__syncthreads() is ignored by threads

Hi all,
I’ve run into a strange situation - while part of the threads is working, others end up racing ahead past multiple __syncthreads() statements. The code includes fragments where only a handful of threads are busy (based on a threadIdx.x condition), and others should wait.
It took me several days of painful debugging to reach this conclusion, but that’s exactly the situation. I’m still working on simplifying the code to get a small reproducible piece to post, but at this point the question is: Has anyone run into this issue before? Are there situations when __syncthreads() can be ignored? Or am I dealing with a bug?
The problem is seen on a Tesla 2050 and GTX 480.

Thanks in advance for any advice.

Best,

Sasha

I’ve never seen this, and I don’t recall anyone ever reporting such a situation before. It is still possible there is another explanation, but hopefully your test case will make it clear what is going on.

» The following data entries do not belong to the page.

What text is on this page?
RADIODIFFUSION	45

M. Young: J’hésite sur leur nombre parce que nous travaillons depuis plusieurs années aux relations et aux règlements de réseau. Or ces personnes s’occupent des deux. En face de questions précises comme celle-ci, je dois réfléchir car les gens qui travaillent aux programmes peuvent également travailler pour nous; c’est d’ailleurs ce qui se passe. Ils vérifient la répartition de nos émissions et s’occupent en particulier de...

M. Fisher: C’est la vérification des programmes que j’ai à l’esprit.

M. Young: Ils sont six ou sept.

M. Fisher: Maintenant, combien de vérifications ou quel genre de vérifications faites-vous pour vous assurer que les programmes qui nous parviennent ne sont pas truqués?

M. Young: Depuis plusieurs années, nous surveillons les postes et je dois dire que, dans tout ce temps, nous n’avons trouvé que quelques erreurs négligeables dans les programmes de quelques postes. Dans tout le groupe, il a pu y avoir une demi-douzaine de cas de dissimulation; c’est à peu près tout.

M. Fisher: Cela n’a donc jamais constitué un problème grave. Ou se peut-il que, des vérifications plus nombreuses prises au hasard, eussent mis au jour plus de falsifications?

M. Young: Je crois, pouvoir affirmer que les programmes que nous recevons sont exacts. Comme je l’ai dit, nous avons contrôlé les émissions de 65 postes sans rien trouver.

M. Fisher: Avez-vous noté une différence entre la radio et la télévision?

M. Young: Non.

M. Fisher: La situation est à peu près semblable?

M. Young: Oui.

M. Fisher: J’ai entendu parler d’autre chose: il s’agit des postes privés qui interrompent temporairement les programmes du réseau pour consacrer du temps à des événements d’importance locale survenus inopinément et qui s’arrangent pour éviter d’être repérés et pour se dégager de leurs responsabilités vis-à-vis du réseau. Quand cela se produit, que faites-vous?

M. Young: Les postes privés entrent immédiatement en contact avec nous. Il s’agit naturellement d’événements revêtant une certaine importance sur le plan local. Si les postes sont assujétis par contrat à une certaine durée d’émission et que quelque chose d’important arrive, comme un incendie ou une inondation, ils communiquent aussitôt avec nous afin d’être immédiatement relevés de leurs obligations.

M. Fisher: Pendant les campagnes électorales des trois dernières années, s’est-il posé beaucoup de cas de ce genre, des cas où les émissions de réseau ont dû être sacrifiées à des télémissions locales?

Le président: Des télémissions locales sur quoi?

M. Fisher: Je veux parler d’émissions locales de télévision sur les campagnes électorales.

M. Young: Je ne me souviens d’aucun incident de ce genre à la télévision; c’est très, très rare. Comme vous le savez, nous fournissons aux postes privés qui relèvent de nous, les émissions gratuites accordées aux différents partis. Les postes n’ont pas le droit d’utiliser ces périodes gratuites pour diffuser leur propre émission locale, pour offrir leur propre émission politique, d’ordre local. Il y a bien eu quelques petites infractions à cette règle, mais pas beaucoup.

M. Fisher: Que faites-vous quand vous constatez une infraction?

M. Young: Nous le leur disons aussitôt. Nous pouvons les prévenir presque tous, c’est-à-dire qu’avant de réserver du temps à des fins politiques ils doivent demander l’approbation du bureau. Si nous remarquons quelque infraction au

One extra question: Are all threads in the block guaranteed to reach the same __syncthreads() call in each case?

The behavior of __syncthreads() is undefined if only some threads reach a particular __syncthreads(), with other threads skipping the barrier due to termination or branching. I believe it is also not supported to have some threads reach on __syncthreads() line and other threads reach a different __syncthreads() line, but that is an ambiguous case not mentioned in the high level documentation. The PTX manual probable explains more clearly what the expected behavior is.

Seibert, I’m checking the possibility of branching right now. It shouldn’t really be happening, since I’ve been trying to keep the __syncthreads() statements out of any conditional expressions. However, the application is fairly complex, and I need to make sure. Once I get a definitive answer (and/or reproducible test case), I’ll post it.
Thanks

Sasha

__syncthreads() works as advertised. I found the cause of the issue: a __syncthreads() statement buried in a function called only by a subset of threads. Instead of hanging, the threads just continued to work, but observing different __syncthreads() statements. I guess it falls under Nvidia’s definition of “unpredictable side effects”.

Thanks

Sasha